Thucydides, Book I: Failed Visions of Strategic Restraint
Addressing the Assembly and the Gerousia, Archidamus gave not only a realistic political assessment but good strategic advice to be slow to take up arms against Athens and prepare carefully to fight the war on future terms more favorable to Sparta’s strengths and resources:
This, the war on which you are now debating, would be one of the greatest magnitude, on a sober consideration of the matter. In a struggle with Peloponnesians and neighbours our strength is of the same character, and it is possible to move swiftly on the different points. But a struggle with a people who live in a distant land, who have also an extraordinary familiarity with the sea, and who are in the highest state of preparation in every other department; with wealth private and public, with ships, and horses, and heavy infantry, and a population such as no one other Hellenic place can equal, and lastly a number of tributary allies—what can justify us in rashly beginning such a struggle? wherein is our trust that we should rush on it unprepared? Is it in our ships? There we are inferior; while if we are to practise and become a match for them, time must intervene. Is it in our money? There we have a far greater deficiency. We neither have it in our treasury, nor are we ready to contribute it from our private funds. Confidence might possibly be felt in our superiority in heavy infantry and population, which will enable us to invade and devastate their lands. But the Athenians have plenty of other land in their empire, and can import what they want by sea. Again, if we are to attempt an insurrection of their allies, these will have to be supported with a fleet, most of them being islanders. What then is to be our war? For unless we can either beat them at sea, or deprive them of the revenues which feed their navy, we shall meet with little but disaster. Meanwhile our honour will be pledged to keeping on, particularly if it be the opinion that we began the quarrel. For let us never be elated by the fatal hope of the war being quickly ended by the devastation of their lands. I fear rather that we may leave it as a legacy to our children; so improbable is it that the Athenian spirit will be the slave of their land, or Athenian experience be cowed by war.
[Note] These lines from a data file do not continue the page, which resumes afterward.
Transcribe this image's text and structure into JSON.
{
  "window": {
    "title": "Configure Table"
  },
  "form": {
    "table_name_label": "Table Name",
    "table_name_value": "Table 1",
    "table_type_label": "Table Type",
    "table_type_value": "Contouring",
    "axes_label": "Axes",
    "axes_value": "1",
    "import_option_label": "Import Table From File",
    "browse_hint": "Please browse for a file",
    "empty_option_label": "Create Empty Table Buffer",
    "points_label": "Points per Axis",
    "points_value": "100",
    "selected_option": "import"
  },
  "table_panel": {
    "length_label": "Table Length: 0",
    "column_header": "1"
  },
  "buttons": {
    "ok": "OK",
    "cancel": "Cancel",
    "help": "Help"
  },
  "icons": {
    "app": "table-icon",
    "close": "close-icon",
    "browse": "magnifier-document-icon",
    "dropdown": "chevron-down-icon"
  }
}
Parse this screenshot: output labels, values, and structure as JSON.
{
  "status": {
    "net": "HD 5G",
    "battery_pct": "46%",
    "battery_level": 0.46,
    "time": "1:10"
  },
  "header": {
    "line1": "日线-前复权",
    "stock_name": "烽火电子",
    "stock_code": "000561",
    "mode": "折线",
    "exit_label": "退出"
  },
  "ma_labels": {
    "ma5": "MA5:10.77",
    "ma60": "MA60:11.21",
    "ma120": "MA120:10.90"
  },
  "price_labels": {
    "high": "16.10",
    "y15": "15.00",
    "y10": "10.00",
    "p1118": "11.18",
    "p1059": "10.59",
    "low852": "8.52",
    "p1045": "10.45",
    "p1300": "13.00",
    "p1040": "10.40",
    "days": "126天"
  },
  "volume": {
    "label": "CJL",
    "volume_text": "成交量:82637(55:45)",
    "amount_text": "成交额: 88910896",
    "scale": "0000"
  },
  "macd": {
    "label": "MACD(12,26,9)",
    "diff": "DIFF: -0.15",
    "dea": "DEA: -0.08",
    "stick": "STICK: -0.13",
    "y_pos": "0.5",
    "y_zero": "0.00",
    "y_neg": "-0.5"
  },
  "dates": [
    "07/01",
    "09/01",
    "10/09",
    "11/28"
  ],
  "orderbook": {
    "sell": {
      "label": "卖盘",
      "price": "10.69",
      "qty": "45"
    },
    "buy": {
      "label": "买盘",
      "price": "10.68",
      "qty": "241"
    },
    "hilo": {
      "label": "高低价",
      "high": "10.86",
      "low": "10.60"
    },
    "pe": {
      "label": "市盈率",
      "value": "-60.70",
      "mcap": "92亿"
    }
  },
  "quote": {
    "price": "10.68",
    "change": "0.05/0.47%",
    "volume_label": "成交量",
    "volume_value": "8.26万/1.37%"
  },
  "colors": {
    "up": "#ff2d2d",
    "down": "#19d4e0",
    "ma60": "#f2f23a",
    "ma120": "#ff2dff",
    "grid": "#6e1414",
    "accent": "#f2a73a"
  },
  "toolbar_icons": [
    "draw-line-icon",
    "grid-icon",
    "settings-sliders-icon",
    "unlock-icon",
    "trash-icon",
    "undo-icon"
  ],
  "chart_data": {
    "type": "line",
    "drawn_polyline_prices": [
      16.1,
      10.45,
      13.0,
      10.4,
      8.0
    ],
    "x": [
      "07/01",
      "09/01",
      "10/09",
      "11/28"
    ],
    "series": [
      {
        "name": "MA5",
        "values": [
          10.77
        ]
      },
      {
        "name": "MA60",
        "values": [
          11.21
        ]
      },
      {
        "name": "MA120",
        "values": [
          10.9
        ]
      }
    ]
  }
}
This was eminently practical advice for a land power whose strengths were optimized by short conflicts of a few day’s march away and that were based on traditional Greek hoplite phalanx warfare where battles were swiftly won or lost by the breaking of the enemy formation. The ability of Sparta to sustain a war of any duration depended heavily on the uncertain loyalty and continued agricultural productivity of a resentful and rebellious Helot population; a fact that made distant operations by the Spartan army either risky or required them to leave ample military forces at home. Fighting against walled and fortified cities in an era when the arts of siege warfare were extremely primitive eroded most of Sparta’s qualitative edge in heavy infantry and fighting a war primarily upon the seas could not even be executed at the time of the Assembly vote. Sparta’s triremes were few and in poor condition and no Spartan Themistocles was on hand to fill the office of Navarch or supervise the construction of a seaworthy battle-fleet, even if such a thing could be afforded. Facing Athens, the greatest maritime empire of the day and secured by its Long Walls, Sparta’s strategic position could only have improved with time diligently spent on diplomatic, fiscal and naval preparations.
As other participants have already discussed, the Spartan Assembly failed to heed Archidamus and proceeded on the assurances of Sthenelaidas the Ephor, that while empty, fit the “laconic” rhetorical style much favored by the Lacedaemonians. While Sthenelaidas may have carried the day, it was Archidamus who was proved correct when the Spartan invasion and devastation of Attica failed to yield any strategic benefits. The Athenians remained behind their walls, their fleet ruled the wine-dark seas and harried the Peloponnesians at will. More to the point, by a stratagem of Cleon, the naval power of Athens later compelled the Spartans to come to terms (at least for a time) or see an irreplaceable part of their army trapped on an islet perish of starvation. The plague struck Athens a far greater blow than any Spartan phalanx marching uselessly back and forth to Attica. Without the decimation of Athens by the plague and the extreme folly of the Athenians in undertaking the Sicilian Expedition, it is difficult to see how cash-poor Sparta could have prevailed.